If you do not know how to ice skate, you probably have never thought deeply about ice skating and its long and illustrious history. Today, we are going to learn all about ice skating, and share some advice for your first ice skating expedition.
Hopefully you are familiar with roller skating, which is a form of ambulation in which the skater achieves motion due to small wheels attached to the undersides of their shoes. Skating is faster than walking, and is typically undertaken as a recreational activity rather than a utilitarian form of transport. Ice skating is similar, except the wheels on the shoe are replaced with a sharp blade, and the motion occurs on a surface of ice.
Ice skating can be done outdoors, either on a natural lake which has frozen over, or on an artificial ice surface.
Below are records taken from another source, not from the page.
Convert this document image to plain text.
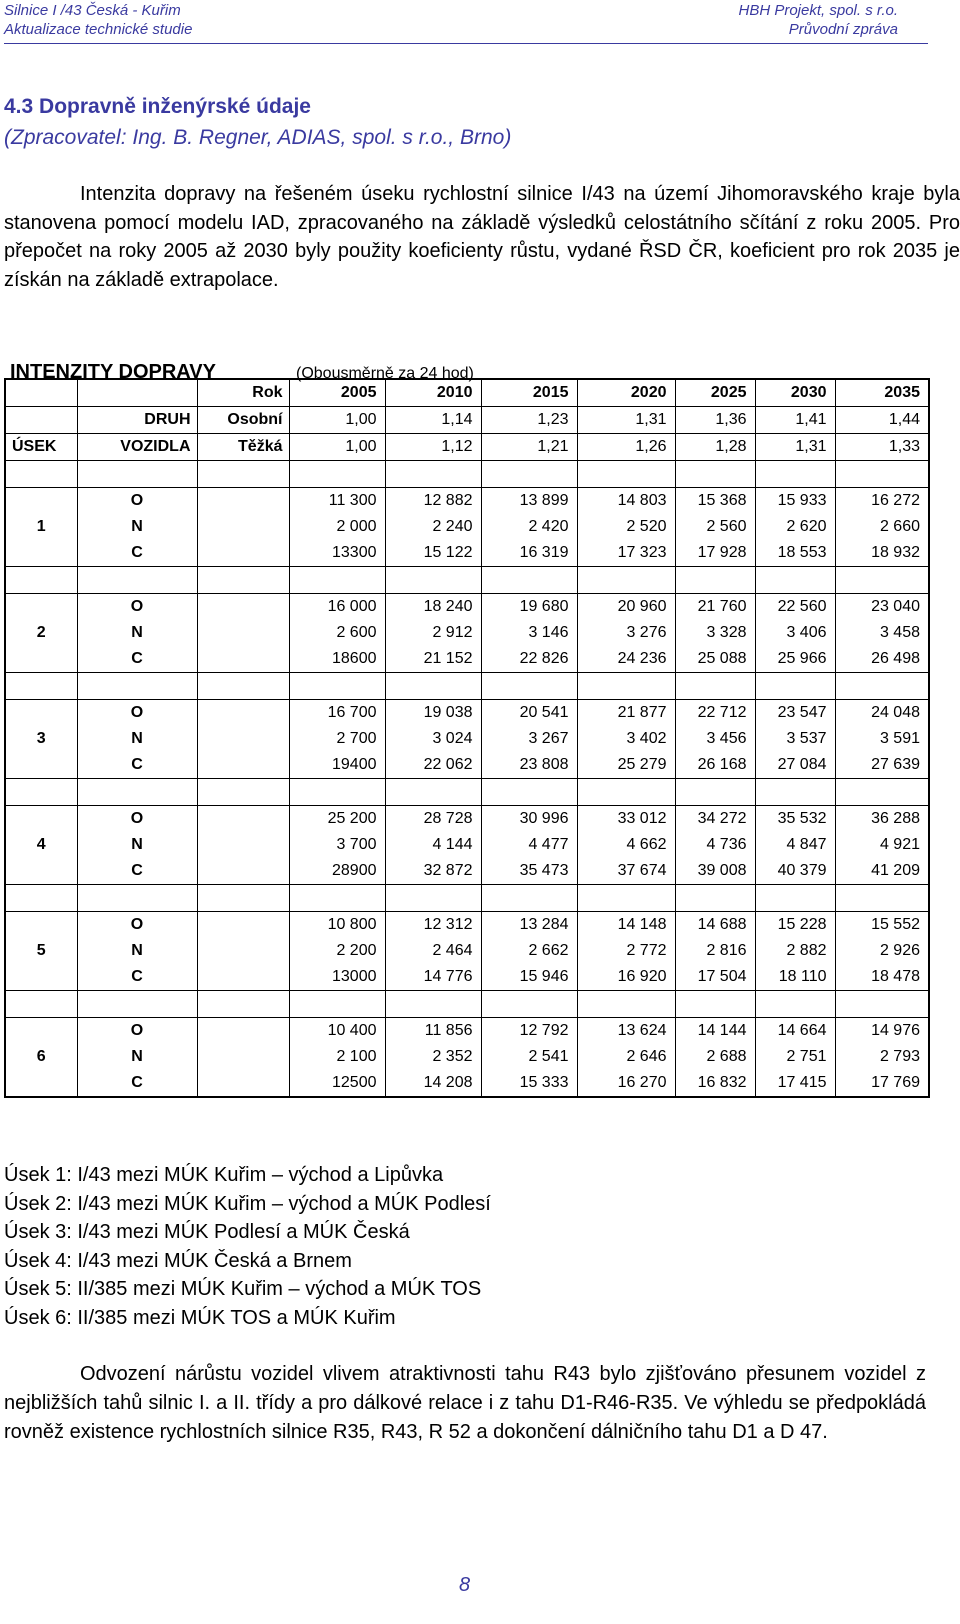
Silnice I /43 Česká - Kuřim
Aktualizace technické studie
HBH Projekt, spol. s r.o.
Průvodní zpráva
4.3 Dopravně inženýrské údaje
(Zpracovatel: Ing. B. Regner, ADIAS, spol. s r.o., Brno)

Intenzita dopravy na řešeném úseku rychlostní silnice I/43 na území Jihomoravského kraje byla stanovena pomocí modelu IAD, zpracovaného na základě výsledků celostátního sčítání z roku 2005. Pro přepočet na roky 2005 až 2030 byly použity koeficienty růstu, vydané ŘSD ČR, koeficient pro rok 2035 je získán na základě extrapolace.

INTENZITY DOPRAVY	(Obousměrně za 24 hod)
		Rok	2005	2010	2015	2020	2025	2030	2035
	DRUH	Osobní	1,00	1,14	1,23	1,31	1,36	1,41	1,44
ÚSEK	VOZIDLA	Těžká	1,00	1,12	1,21	1,26	1,28	1,31	1,33

	O		11 300	12 882	13 899	14 803	15 368	15 933	16 272
1	N		2 000	2 240	2 420	2 520	2 560	2 620	2 660
	C		13300	15 122	16 319	17 323	17 928	18 553	18 932

	O		16 000	18 240	19 680	20 960	21 760	22 560	23 040
2	N		2 600	2 912	3 146	3 276	3 328	3 406	3 458
	C		18600	21 152	22 826	24 236	25 088	25 966	26 498

	O		16 700	19 038	20 541	21 877	22 712	23 547	24 048
3	N		2 700	3 024	3 267	3 402	3 456	3 537	3 591
	C		19400	22 062	23 808	25 279	26 168	27 084	27 639

	O		25 200	28 728	30 996	33 012	34 272	35 532	36 288
4	N		3 700	4 144	4 477	4 662	4 736	4 847	4 921
	C		28900	32 872	35 473	37 674	39 008	40 379	41 209

	O		10 800	12 312	13 284	14 148	14 688	15 228	15 552
5	N		2 200	2 464	2 662	2 772	2 816	2 882	2 926
	C		13000	14 776	15 946	16 920	17 504	18 110	18 478

	O		10 400	11 856	12 792	13 624	14 144	14 664	14 976
6	N		2 100	2 352	2 541	2 646	2 688	2 751	2 793
	C		12500	14 208	15 333	16 270	16 832	17 415	17 769
Úsek 1: I/43 mezi MÚK Kuřim – východ a Lipůvka
Úsek 2: I/43 mezi MÚK Kuřim – východ a MÚK Podlesí
Úsek 3: I/43 mezi MÚK Podlesí a MÚK Česká
Úsek 4: I/43 mezi MÚK Česká a Brnem
Úsek 5: II/385 mezi MÚK Kuřim – východ a MÚK TOS
Úsek 6: II/385 mezi MÚK TOS a MÚK Kuřim

Odvození nárůstu vozidel vlivem atraktivnosti tahu R43 bylo zjišťováno přesunem vozidel z nejbližších tahů silnic I. a II. třídy a pro dálkové relace i z tahu D1-R46-R35. Ve výhledu se předpokládá rovněž existence rychlostních silnice R35, R43, R 52 a dokončení dálničního tahu D1 a D 47.

8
In Australia, ice skating is generally an indoor activity, with specially constructed rinks containing a large iced area for skaters to travel around in laps.
A number of sporting activities has emerged as offshoots of ice skating, including figure skating and ice hockey. For the most part, ice skating is enjoyed by amateurs by skating in a forwards direction, completing laps around a rink.
It is a good idea to get ice skating lessons if you are wobbly on your feet. As an absolute beginner, you will want to know the basics of how to move forwards safely, and how to stop. There are several different techniques to stopping. As a beginner, your first stopping move is the T-stop, in which you turn one skate perpendicular to the other.
Our best ice skating tip is to dress appropriately. You will be on the ice, so dress warmly. Cover up as much of your body as possible. Gloves are essential. You also need to be aware of safety. If you are clumsy, you may want to don some safety gear.